Red Bull driver Max Verstappen has criticised FIA’s law that makes it necessary for F1 drivers to pay to feature in the 2023 season.
The two-time world champion termed the cost as being “absurd”, as all 20 drivers will be forced to pay differing amounts based on they performance last season.
The cost has been devised in such a way that the driver who was most successful in 2022 would have to pay the highest amount to feature in the sport this time around, with a fixed entry fee and variable cost based on the points of last season.

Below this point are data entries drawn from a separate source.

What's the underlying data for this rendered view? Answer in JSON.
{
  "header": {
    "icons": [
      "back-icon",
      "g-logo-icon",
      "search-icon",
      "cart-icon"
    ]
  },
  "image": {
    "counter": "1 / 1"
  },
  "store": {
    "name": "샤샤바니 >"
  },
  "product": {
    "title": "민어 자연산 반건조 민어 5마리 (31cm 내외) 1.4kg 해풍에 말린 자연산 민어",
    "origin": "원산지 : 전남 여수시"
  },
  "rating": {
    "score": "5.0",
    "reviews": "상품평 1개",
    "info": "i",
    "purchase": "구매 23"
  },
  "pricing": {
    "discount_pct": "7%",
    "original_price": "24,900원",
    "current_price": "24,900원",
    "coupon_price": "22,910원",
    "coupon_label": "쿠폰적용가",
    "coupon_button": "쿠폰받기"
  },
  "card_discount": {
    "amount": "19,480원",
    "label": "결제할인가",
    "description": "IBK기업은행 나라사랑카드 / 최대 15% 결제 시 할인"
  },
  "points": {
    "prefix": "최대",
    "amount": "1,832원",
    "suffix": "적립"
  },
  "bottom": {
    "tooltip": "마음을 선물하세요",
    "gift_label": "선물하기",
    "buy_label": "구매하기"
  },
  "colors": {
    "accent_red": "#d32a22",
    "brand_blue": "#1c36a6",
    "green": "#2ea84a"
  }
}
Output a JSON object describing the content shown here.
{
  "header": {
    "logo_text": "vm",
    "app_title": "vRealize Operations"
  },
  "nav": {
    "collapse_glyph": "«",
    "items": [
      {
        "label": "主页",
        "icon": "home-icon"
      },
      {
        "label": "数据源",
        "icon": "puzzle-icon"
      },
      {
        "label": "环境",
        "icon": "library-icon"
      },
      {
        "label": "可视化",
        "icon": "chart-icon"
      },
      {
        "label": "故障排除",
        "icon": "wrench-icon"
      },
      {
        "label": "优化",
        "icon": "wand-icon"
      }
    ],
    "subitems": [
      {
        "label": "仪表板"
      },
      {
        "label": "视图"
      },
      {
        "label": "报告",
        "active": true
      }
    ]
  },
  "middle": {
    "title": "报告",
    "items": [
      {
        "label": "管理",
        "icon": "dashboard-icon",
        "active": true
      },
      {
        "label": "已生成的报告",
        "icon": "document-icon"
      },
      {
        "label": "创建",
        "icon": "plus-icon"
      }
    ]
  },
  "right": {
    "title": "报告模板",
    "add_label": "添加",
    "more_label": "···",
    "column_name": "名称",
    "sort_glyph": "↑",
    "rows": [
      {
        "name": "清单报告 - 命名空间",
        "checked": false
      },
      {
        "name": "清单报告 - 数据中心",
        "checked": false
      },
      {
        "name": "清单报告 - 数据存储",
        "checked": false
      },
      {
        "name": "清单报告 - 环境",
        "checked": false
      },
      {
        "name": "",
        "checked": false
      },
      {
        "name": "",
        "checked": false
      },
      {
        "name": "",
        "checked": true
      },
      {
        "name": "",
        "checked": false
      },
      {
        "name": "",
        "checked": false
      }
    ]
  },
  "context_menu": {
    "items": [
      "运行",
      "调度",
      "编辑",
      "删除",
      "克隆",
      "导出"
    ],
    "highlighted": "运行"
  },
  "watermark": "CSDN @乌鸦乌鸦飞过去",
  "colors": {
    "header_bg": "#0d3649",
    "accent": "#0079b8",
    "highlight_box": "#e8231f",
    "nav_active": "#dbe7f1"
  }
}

Max is the reigning champion in F1 and will therefore have to clear the largest bill, believed to be £847,809 ($1,023,256) bill.
“I think the amount is absurd,” Verstappen said.
“I don’t think it’s right that we have to pay so much.
“That’s not the case in other sports either. And there are more and more races.”
The saving grace for Max is that his team will foot the bill on his behalf.
Red Bull technical advisor Helmut Marko explained the details of Verstappen’s contract, which makes it imperative for the sports drink company to clear his tab.
“I’m afraid we have to pay that, if I have our contract right in my head,” Marko said.
Interestingly, Verstappen’s entry fee is almost twice the amount that Mercedes driver Lewis Hamilton will be required to pay, with FIA giving him a bill of £452,524 ($545,742).
The bill includes a basic registration fee of €10,400 (£9,148 / $11,047) per driver, plus an extra €2,100 (£1,847 / $2,230) per point from the previous season.
Verstappen won a record number of races in 2022 (15) and while that must have given his team plenty of reason to celebrate last year, it has also led to a bill in excess of $1m just to compete in the 2023 season.
Below is the full list of how much each driver is meant to pay before the season starts in Bahrain.
How much does each F1 driver need to pay to race in 2023?
€963,800 (£847,809 / $1,023,256) Max Verstappen
€657,200 (£578,066 / $697,676) Charles Leclerc
€650,900 (£572,511 / $690,705) Sergio Perez
€587,900 (£517,199 / $623,853) George Russell
€527,000 (£463,622 / $559,228) Carlos Sainz
€514,400 (£452,524 / $545,742) Lewis Hamilton
€266,600 (£234,677 / $283,006) Lando Norris
€203,600 (£179,143 / $216,144) Esteban Ocon
€180,500 (£158,801 / $191,558) Fernando Alonso
€113,300 (£99,683 / $120,260) Valtteri Bottas
€58,700 (£51,640 / $62,293) Pierre Gasly
€48,200 (£42,405 / $51,166) Lance Stroll
€35,600 (£31,323 / $37,795) Yuki Tsunoda
€23,000 (£20,236 / $24,424) Guanyu Zhou
€18,800 (£16,527 / $19,963) Alex Albon
€14,600 (£12,853 / $15,503) Nyck de Vries
€10,400 (£9,142 / $11,043) Logan Sargeant
€10,400 (£9,142 / $11,043) Oscar Piastri
€10,400 (£9,142 / $11,043) Nico Hulkenberg
Will this entry fee be part of budget cap?
Apart from this, teams also have to pay a fee to enter, which is also based on their final standings from 2022.
This means that Red Bull will be forced to shell out £5m as a team to register for 2023.
This fee will be counted in the cost cap and Red Bull is all too familiar with the repercusions of that, with the Milton Keynes-based outfit having breached the budget in 2021.
They were forced to pay a financial penalty to the tune of $7 million as settlement for a “minor breach”, but more importantly, have also had to contend with a 10 per cent reduction in their wind tunnel development time.
In a sport that is dictated by fine margins, this could have a huge impact as the team already has lesser amount of time for aerodynamic development after winning the 2022 constructors’ championship.